There’s also a strange little subplot in which Dudley Wolff has built a basement laboratory for Dr. Haggard (Henry Wilcoxon) to conduct his researches in life extension, because Dudley wants to see if he can buy his way out of this dying business – though in the end Dr. Haggard gets killed, not a very good advertisement for someone claiming to achieve immortality. In the end Shayne solves the mystery by recalling a trick Harry Houdini used to do, called “shallow breathing,” in which he could slow down his respiration so much he would appear to be dead, and he could be lowered into a grave and then come to at the appropriate moment to astonish his audience. Shayne seeks out The Great Merlini (Charles Irwin), a vaudeville magician of his acquaintance, and asks him if he knows of any other magician who learned and perfected the “shallow breathing” trick. Merlini says he knows of just one: Zorah Bey (LeRoy Mason). He shows Shayne a photo of Zorah Bey performing his magic act with the obligatory female assistant – and Shayne recognizes the woman as Anna Wolff, who’s obviously out to murder her husband for his money and then presumably live happily ever after with her Middle Eastern magician boyfriend.

The most remarkable thing about The Man Who Wouldn’t Die is how much it looks like a film noir even though it isn’t one thematically; Herbert I. Leeds was never any great shakes as a director, but he and cinematographer Joseph MacDonald create a fully convincing chiaroscuro atmosphere and fill the sets full of tantalizing shadows and rich dark spaces. It could have come closer to noir if d’Usseau had done more to develop the character of Anna more and turned her into a true femme fatale – clearly d’Usseau was savoring the irony that Dudley Wolff is so hyper-concerned about his daughter marrying a gold-digger when he himself has done that – but by delaying the revelation of Anna’s involvement in a murder plot until the very end d’Usseau didn’t give himself the chance to depict the character as full-fledged evil.

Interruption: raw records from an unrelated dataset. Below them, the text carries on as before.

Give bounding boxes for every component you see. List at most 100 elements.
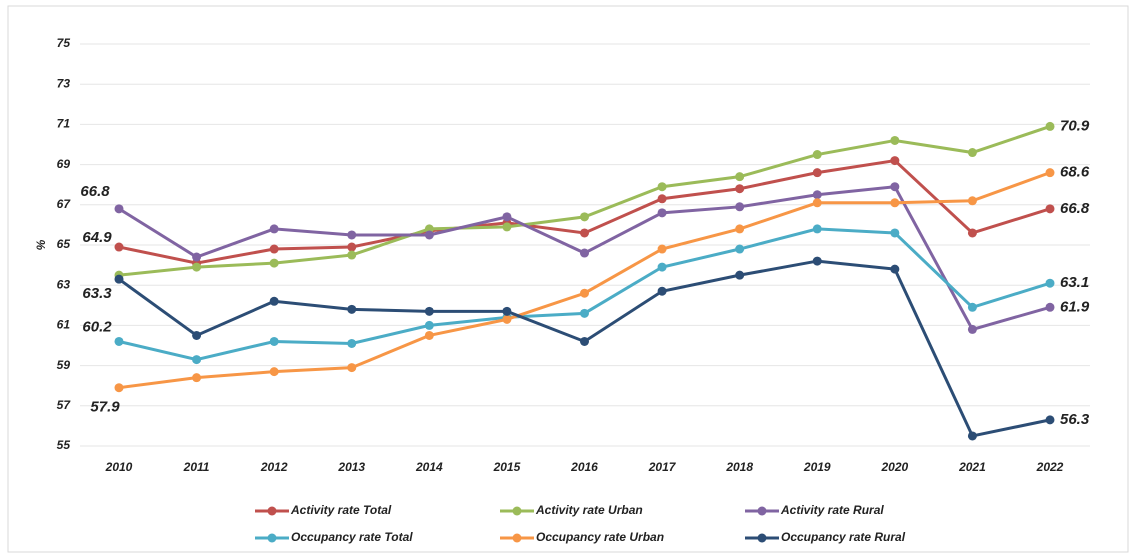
x-tick-label: 2012 xyxy=(260,460,288,474)
point xyxy=(192,262,202,272)
y-tick-label: 61 xyxy=(57,318,71,332)
point xyxy=(269,224,279,234)
point xyxy=(347,250,357,260)
legend-label: Activity rate Total xyxy=(290,503,392,517)
point xyxy=(269,258,279,268)
y-tick-label: 57 xyxy=(57,398,72,412)
point xyxy=(580,308,589,318)
point xyxy=(580,336,589,346)
y-tick-label: 65 xyxy=(57,237,71,251)
legend-marker xyxy=(267,533,277,543)
value-label: 66.8 xyxy=(1060,200,1090,217)
x-tick-label: 2014 xyxy=(415,460,443,474)
point xyxy=(424,330,434,340)
point xyxy=(735,244,745,254)
legend-marker xyxy=(757,506,767,516)
value-label: 64.9 xyxy=(82,229,112,246)
point xyxy=(1045,415,1055,425)
point xyxy=(347,363,357,373)
x-tick-label: 2015 xyxy=(493,460,521,474)
point xyxy=(580,228,589,238)
value-label: 60.2 xyxy=(82,318,112,335)
y-tick-label: 75 xyxy=(57,36,71,50)
legend-label: Occupancy rate Rural xyxy=(781,530,906,544)
point xyxy=(347,304,357,314)
y-tick-label: 73 xyxy=(57,76,71,90)
point xyxy=(657,262,667,272)
point xyxy=(502,314,512,324)
point xyxy=(735,172,745,182)
point xyxy=(1045,204,1055,214)
point xyxy=(890,135,900,145)
value-label: 56.3 xyxy=(1060,411,1090,428)
point xyxy=(735,270,745,280)
legend-marker xyxy=(512,533,522,543)
x-tick-label: 2017 xyxy=(648,460,677,474)
point xyxy=(812,198,822,208)
point xyxy=(812,190,822,200)
value-label: 63.3 xyxy=(82,285,112,302)
value-label: 70.9 xyxy=(1060,117,1090,134)
point xyxy=(424,230,434,240)
point xyxy=(890,182,900,192)
value-label: 57.9 xyxy=(90,399,120,416)
point xyxy=(967,228,977,238)
point xyxy=(1045,302,1055,312)
point xyxy=(735,224,745,234)
point xyxy=(347,242,357,252)
point xyxy=(269,244,279,254)
point xyxy=(890,198,900,208)
point xyxy=(657,286,667,296)
value-label: 63.1 xyxy=(1060,274,1089,291)
x-tick-label: 2018 xyxy=(725,460,753,474)
point xyxy=(114,274,124,284)
point xyxy=(657,182,667,192)
y-tick-label: 71 xyxy=(57,117,71,131)
point xyxy=(502,212,512,222)
point xyxy=(812,224,822,234)
point xyxy=(735,184,745,194)
point xyxy=(967,196,977,206)
legend-label: Activity rate Rural xyxy=(780,503,884,517)
point xyxy=(890,156,900,166)
point xyxy=(657,208,667,218)
point xyxy=(114,336,124,346)
x-tick-label: 2011 xyxy=(183,460,210,474)
point xyxy=(580,212,589,222)
point xyxy=(269,367,279,377)
x-tick-label: 2020 xyxy=(880,460,908,474)
point xyxy=(347,230,357,240)
y-tick-label: 67 xyxy=(57,197,72,211)
point xyxy=(967,324,977,334)
point xyxy=(1045,168,1055,178)
point xyxy=(967,148,977,158)
point xyxy=(192,330,202,340)
point xyxy=(657,194,667,204)
point xyxy=(192,373,202,383)
point xyxy=(967,302,977,312)
point xyxy=(967,431,977,441)
x-tick-label: 2022 xyxy=(1036,460,1064,474)
legend-marker xyxy=(512,506,522,516)
y-axis-label: % xyxy=(34,239,48,250)
point xyxy=(114,204,124,214)
point xyxy=(735,202,745,212)
y-tick-label: 63 xyxy=(57,277,71,291)
point xyxy=(192,355,202,365)
legend-label: Occupancy rate Urban xyxy=(536,530,664,544)
point xyxy=(1045,121,1055,131)
point xyxy=(1045,278,1055,288)
y-tick-label: 69 xyxy=(57,157,71,171)
value-label: 68.6 xyxy=(1060,164,1090,181)
value-label: 61.9 xyxy=(1060,298,1090,315)
x-tick-label: 2013 xyxy=(337,460,365,474)
point xyxy=(114,242,124,252)
point xyxy=(347,338,357,348)
legend-marker xyxy=(267,506,277,516)
point xyxy=(890,228,900,238)
x-tick-label: 2021 xyxy=(958,460,986,474)
legend-marker xyxy=(757,533,767,543)
point xyxy=(269,336,279,346)
x-tick-label: 2019 xyxy=(803,460,831,474)
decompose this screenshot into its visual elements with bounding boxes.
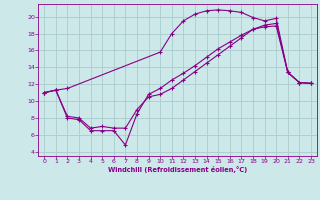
X-axis label: Windchill (Refroidissement éolien,°C): Windchill (Refroidissement éolien,°C) [108,166,247,173]
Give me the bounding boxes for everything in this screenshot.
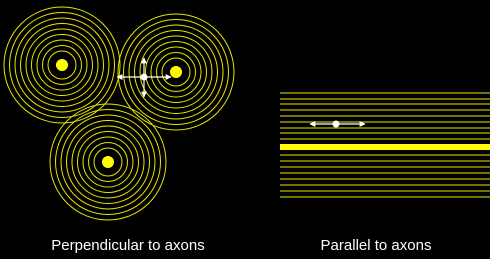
axon-core — [170, 66, 182, 78]
axon-core — [102, 156, 114, 168]
electrode — [141, 74, 148, 81]
diagram: Perpendicular to axons Parallel to axons — [0, 0, 490, 259]
caption: Perpendicular to axons — [51, 237, 204, 254]
caption: Parallel to axons — [321, 237, 432, 254]
axon-core — [56, 59, 68, 71]
page: Perpendicular to axons Parallel to axons… — [0, 0, 490, 259]
electrode — [333, 121, 340, 128]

Nor did he give Helene Reynolds the chance to deliver a truly acid-edged villainess performance the way Barbara Stanwyck did in Double Indemnity or Claire Trevoir in Murder, My Sweet, also about no-good women who latch on to well-to-do husbands and then seek to knock them off for their money.

In his book The Detective in Film William K. Everson lamented that Lloyd Nolan never got the chance to make a major film noir as Sam Spade, Philip Marlowe or another major detective character from noir fiction. He particularly praised Nolan’s work as the honest cop in an otherwise lumbering, over-long major-studio noir called Somewhere in the Night (1946), as well as his fascinating performance as the corrupt “bad cop” in the film of Raymond Chandler’s The Lady in the Lake (1947). Though I’m not sure whether Nolan could have pulled off Spade or Marlowe with the acting chops of Humphrey Bogart or Dick Powell, he was a fascinating character actor whom I first discovered as the cranky old doctor in the 1968 TV series Julia, who hires Black war widow Julia Baker (Diahann Carroll) as his nurse. Nolan’s performance on that show impressed me and later inspired me to seek out the movies he’d made in his younger years, and though the Michael Shayne mysteries are hot great films, they are quite interesting even though burdened by the supposedly obligatory “comic relief” that generally got inflicted onto crime thrillers until the huge success of the 1941 version of The Maltese Falcon blew away the comedy-mystery conventions and launched the film noor genre.